Pretty excited to say that as of the last nightly (commit), we now have the ability in MAX to run some text LLMs on AMD RDNA GPUs! This has been a progressive effort over time, with some of the background explained in this earlier call-to-action.
Briefly, modern AMD GPUs have two major, and slightly divergent, architectures: RDNA and CDNA. The CDNA architecture GPUs, like the MI300X and MI355X, are used in data centers to drive the most intense AI workloads. Modular has put a lot of effort into those, with impressive results. The RDNA GPUs are more accessible to local developers as integrated or discrete GPUs in laptops and workstations, but they have some differences with their CDNA siblings. Over the last few months, we’ve been gradually enhancing the Mojo standard library and kernels to account for these differences.
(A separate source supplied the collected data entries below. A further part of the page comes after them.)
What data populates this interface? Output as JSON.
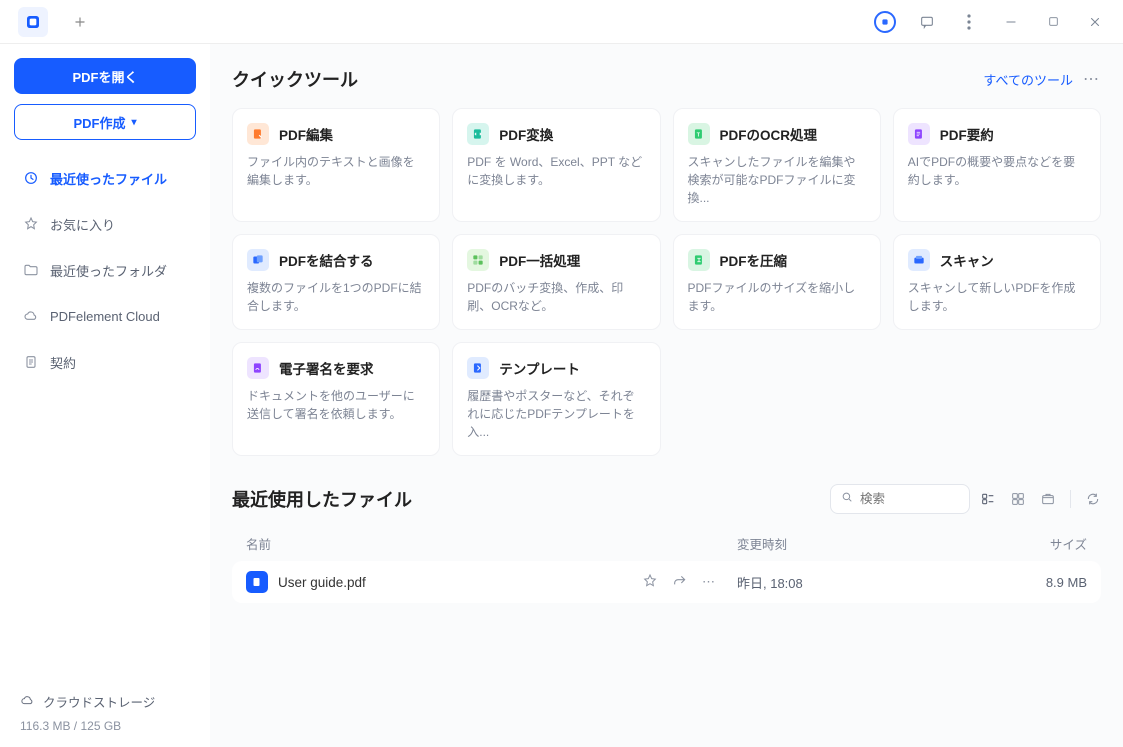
{
  "buttons": {
    "open_pdf": "PDFを開く",
    "create_pdf": "PDF作成"
  },
  "nav": {
    "recent": "最近使ったファイル",
    "favorites": "お気に入り",
    "recent_folders": "最近使ったフォルダ",
    "cloud": "PDFelement Cloud",
    "contract": "契約"
  },
  "quick": {
    "title": "クイックツール",
    "all_tools": "すべてのツール"
  },
  "tools": {
    "edit": {
      "title": "PDF編集",
      "desc": "ファイル内のテキストと画像を編集します。"
    },
    "convert": {
      "title": "PDF変換",
      "desc": "PDF を Word、Excel、PPT などに変換します。"
    },
    "ocr": {
      "title": "PDFのOCR処理",
      "desc": "スキャンしたファイルを編集や検索が可能なPDFファイルに変換..."
    },
    "summarize": {
      "title": "PDF要約",
      "desc": "AIでPDFの概要や要点などを要約します。"
    },
    "merge": {
      "title": "PDFを結合する",
      "desc": "複数のファイルを1つのPDFに結合します。"
    },
    "batch": {
      "title": "PDF一括処理",
      "desc": "PDFのバッチ変換、作成、印刷、OCRなど。"
    },
    "compress": {
      "title": "PDFを圧縮",
      "desc": "PDFファイルのサイズを縮小します。"
    },
    "scan": {
      "title": "スキャン",
      "desc": "スキャンして新しいPDFを作成します。"
    },
    "esign": {
      "title": "電子署名を要求",
      "desc": "ドキュメントを他のユーザーに送信して署名を依頼します。"
    },
    "template": {
      "title": "テンプレート",
      "desc": "履歴書やポスターなど、それぞれに応じたPDFテンプレートを入..."
    }
  },
  "recent": {
    "title": "最近使用したファイル",
    "search_placeholder": "検索",
    "cols": {
      "name": "名前",
      "time": "変更時刻",
      "size": "サイズ"
    },
    "files": {
      "0": {
        "name": "User guide.pdf",
        "time": "昨日, 18:08",
        "size": "8.9 MB"
      }
    }
  },
  "footer": {
    "cloud_storage": "クラウドストレージ",
    "usage": "116.3 MB / 125 GB"
  },
  "colors": {
    "accent": "#175cff",
    "orange": "#ff7b2e",
    "green_teal": "#1abc9c",
    "green": "#2ecc71",
    "purple": "#8e44ff",
    "blue": "#2a68ff"
  }
}
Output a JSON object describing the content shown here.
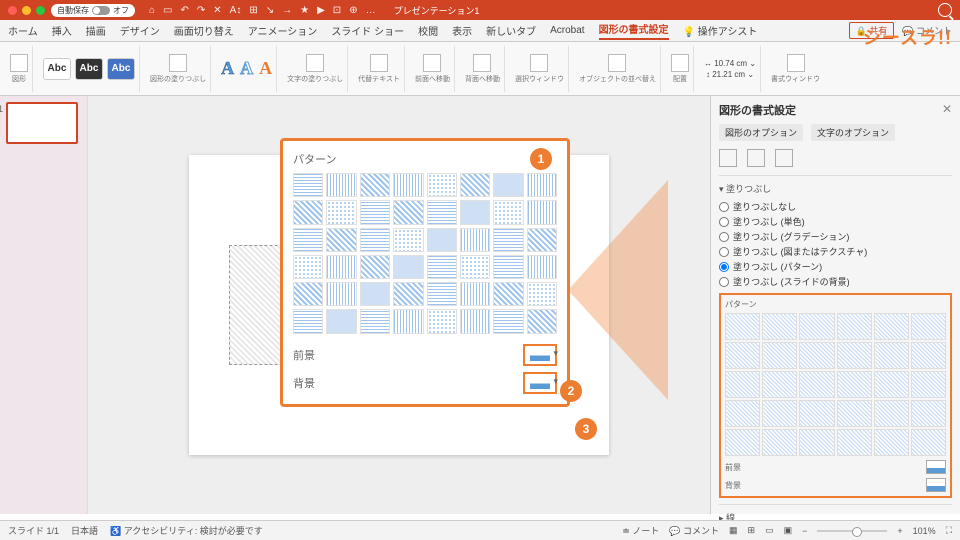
{
  "titlebar": {
    "autosave": "自動保存",
    "off": "オフ",
    "title": "プレゼンテーション1"
  },
  "tabs": {
    "items": [
      "ホーム",
      "挿入",
      "描画",
      "デザイン",
      "画面切り替え",
      "アニメーション",
      "スライド ショー",
      "校閲",
      "表示",
      "新しいタブ",
      "Acrobat",
      "図形の書式設定",
      "操作アシスト"
    ],
    "share": "共有",
    "comment": "コメント"
  },
  "ribbon": {
    "shape": "図形",
    "stylefill": "図形の塗りつぶし",
    "textfill": "文字の塗りつぶし",
    "alt": "代替テキスト",
    "front": "前面へ移動",
    "back": "背面へ移動",
    "selpane": "選択ウィンドウ",
    "align": "オブジェクトの並べ替え",
    "rotate": "配置",
    "w": "10.74 cm",
    "h": "21.21 cm",
    "fmt": "書式ウィンドウ"
  },
  "pane": {
    "title": "図形の書式設定",
    "opt1": "図形のオプション",
    "opt2": "文字のオプション",
    "fill": "塗りつぶし",
    "r1": "塗りつぶしなし",
    "r2": "塗りつぶし (単色)",
    "r3": "塗りつぶし (グラデーション)",
    "r4": "塗りつぶし (図またはテクスチャ)",
    "r5": "塗りつぶし (パターン)",
    "r6": "塗りつぶし (スライドの背景)",
    "pattern": "パターン",
    "fg": "前景",
    "bg": "背景",
    "line": "線"
  },
  "callout": {
    "pattern": "パターン",
    "fg": "前景",
    "bg": "背景"
  },
  "badges": {
    "b1": "1",
    "b2": "2",
    "b3": "3"
  },
  "status": {
    "slide": "スライド 1/1",
    "lang": "日本語",
    "acc": "アクセシビリティ: 検討が必要です",
    "notes": "ノート",
    "comments": "コメント",
    "zoom": "101%"
  },
  "brand": "シースラ!!"
}
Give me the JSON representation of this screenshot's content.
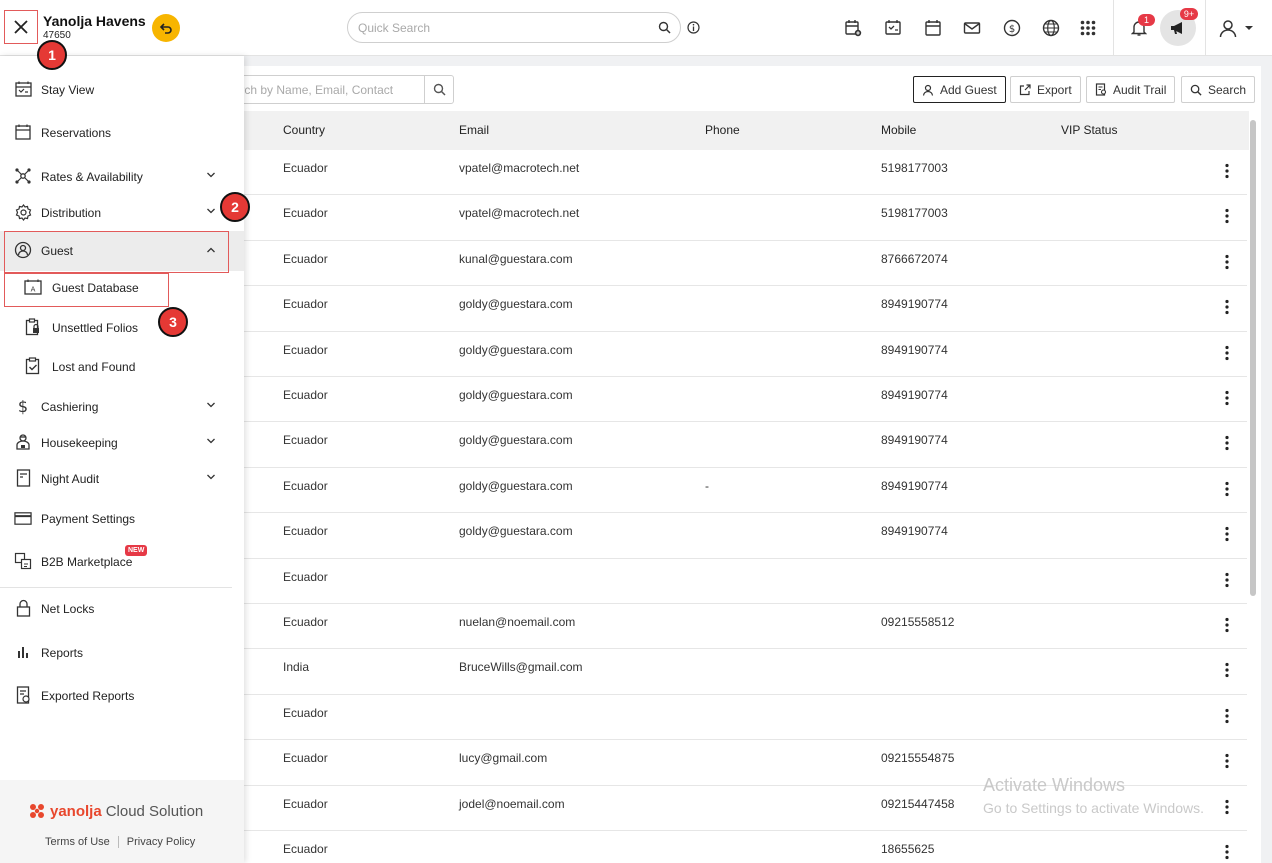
{
  "header": {
    "hotel_name": "Yanolja Havens",
    "hotel_code": "47650",
    "search_placeholder": "Quick Search",
    "notification_count": "1",
    "announcement_count": "9+"
  },
  "toolbar": {
    "guest_search_placeholder": "Search by Name, Email, Contact",
    "add_guest": "Add Guest",
    "export": "Export",
    "audit_trail": "Audit Trail",
    "search": "Search"
  },
  "table": {
    "columns": [
      "Country",
      "Email",
      "Phone",
      "Mobile",
      "VIP Status"
    ],
    "rows": [
      {
        "country": "Ecuador",
        "email": "vpatel@macrotech.net",
        "phone": "",
        "mobile": "5198177003"
      },
      {
        "country": "Ecuador",
        "email": "vpatel@macrotech.net",
        "phone": "",
        "mobile": "5198177003"
      },
      {
        "country": "Ecuador",
        "email": "kunal@guestara.com",
        "phone": "",
        "mobile": "8766672074"
      },
      {
        "country": "Ecuador",
        "email": "goldy@guestara.com",
        "phone": "",
        "mobile": "8949190774"
      },
      {
        "country": "Ecuador",
        "email": "goldy@guestara.com",
        "phone": "",
        "mobile": "8949190774"
      },
      {
        "country": "Ecuador",
        "email": "goldy@guestara.com",
        "phone": "",
        "mobile": "8949190774"
      },
      {
        "country": "Ecuador",
        "email": "goldy@guestara.com",
        "phone": "",
        "mobile": "8949190774"
      },
      {
        "country": "Ecuador",
        "email": "goldy@guestara.com",
        "phone": "-",
        "mobile": "8949190774"
      },
      {
        "country": "Ecuador",
        "email": "goldy@guestara.com",
        "phone": "",
        "mobile": "8949190774"
      },
      {
        "country": "Ecuador",
        "email": "",
        "phone": "",
        "mobile": ""
      },
      {
        "country": "Ecuador",
        "email": "nuelan@noemail.com",
        "phone": "",
        "mobile": "09215558512"
      },
      {
        "country": "India",
        "email": "BruceWills@gmail.com",
        "phone": "",
        "mobile": ""
      },
      {
        "country": "Ecuador",
        "email": "",
        "phone": "",
        "mobile": ""
      },
      {
        "country": "Ecuador",
        "email": "lucy@gmail.com",
        "phone": "",
        "mobile": "09215554875"
      },
      {
        "country": "Ecuador",
        "email": "jodel@noemail.com",
        "phone": "",
        "mobile": "09215447458"
      },
      {
        "country": "Ecuador",
        "email": "",
        "phone": "",
        "mobile": "18655625"
      }
    ]
  },
  "sidebar": {
    "items": [
      {
        "label": "Stay View",
        "icon": "calendar-check-icon"
      },
      {
        "label": "Reservations",
        "icon": "calendar-icon"
      },
      {
        "label": "Rates & Availability",
        "icon": "network-icon"
      },
      {
        "label": "Distribution",
        "icon": "gear-icon"
      },
      {
        "label": "Guest",
        "icon": "guest-icon"
      },
      {
        "label": "Guest Database",
        "icon": "id-card-icon"
      },
      {
        "label": "Unsettled Folios",
        "icon": "clipboard-lock-icon"
      },
      {
        "label": "Lost and Found",
        "icon": "clipboard-check-icon"
      },
      {
        "label": "Cashiering",
        "icon": "dollar-icon"
      },
      {
        "label": "Housekeeping",
        "icon": "housekeeping-icon"
      },
      {
        "label": "Night Audit",
        "icon": "document-icon"
      },
      {
        "label": "Payment Settings",
        "icon": "card-icon"
      },
      {
        "label": "B2B Marketplace",
        "icon": "marketplace-icon"
      },
      {
        "label": "Net Locks",
        "icon": "lock-icon"
      },
      {
        "label": "Reports",
        "icon": "bar-chart-icon"
      },
      {
        "label": "Exported Reports",
        "icon": "export-doc-icon"
      }
    ],
    "new_badge": "NEW",
    "brand_logo": "yanolja",
    "brand_suffix": "Cloud Solution",
    "terms": "Terms of Use",
    "privacy": "Privacy Policy"
  },
  "callouts": [
    "1",
    "2",
    "3"
  ],
  "watermark": {
    "line1": "Activate Windows",
    "line2": "Go to Settings to activate Windows."
  },
  "colors": {
    "accent": "#f7b500",
    "badge": "#e63946",
    "highlight": "#e25a5a"
  }
}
The result is that now we’re starting to see the first text LLMs working end-to-end in MAX on AMD RDNA GPUs, like a 780M integrated GPU in a laptop, an RX 9070, or a Strix Halo APU. There’s still a lot more to do here, such as improving the surface of supported models, optimizing kernels to make the most out of RDNA 3 / 3.5 / 4 GPUs, or getting more of our suite of kernel unit tests to pass on RDNA.
The really exciting thing is that you can do all of this work purely in our open-source modular repository thanks to recent advances in how we build libraries and models. If you want to help us out by adding new kernel paths for your hardware, optimizing for the unique capabilities of various generations, or otherwise hack on MAX on RDNA GPUs, we welcome the assistance!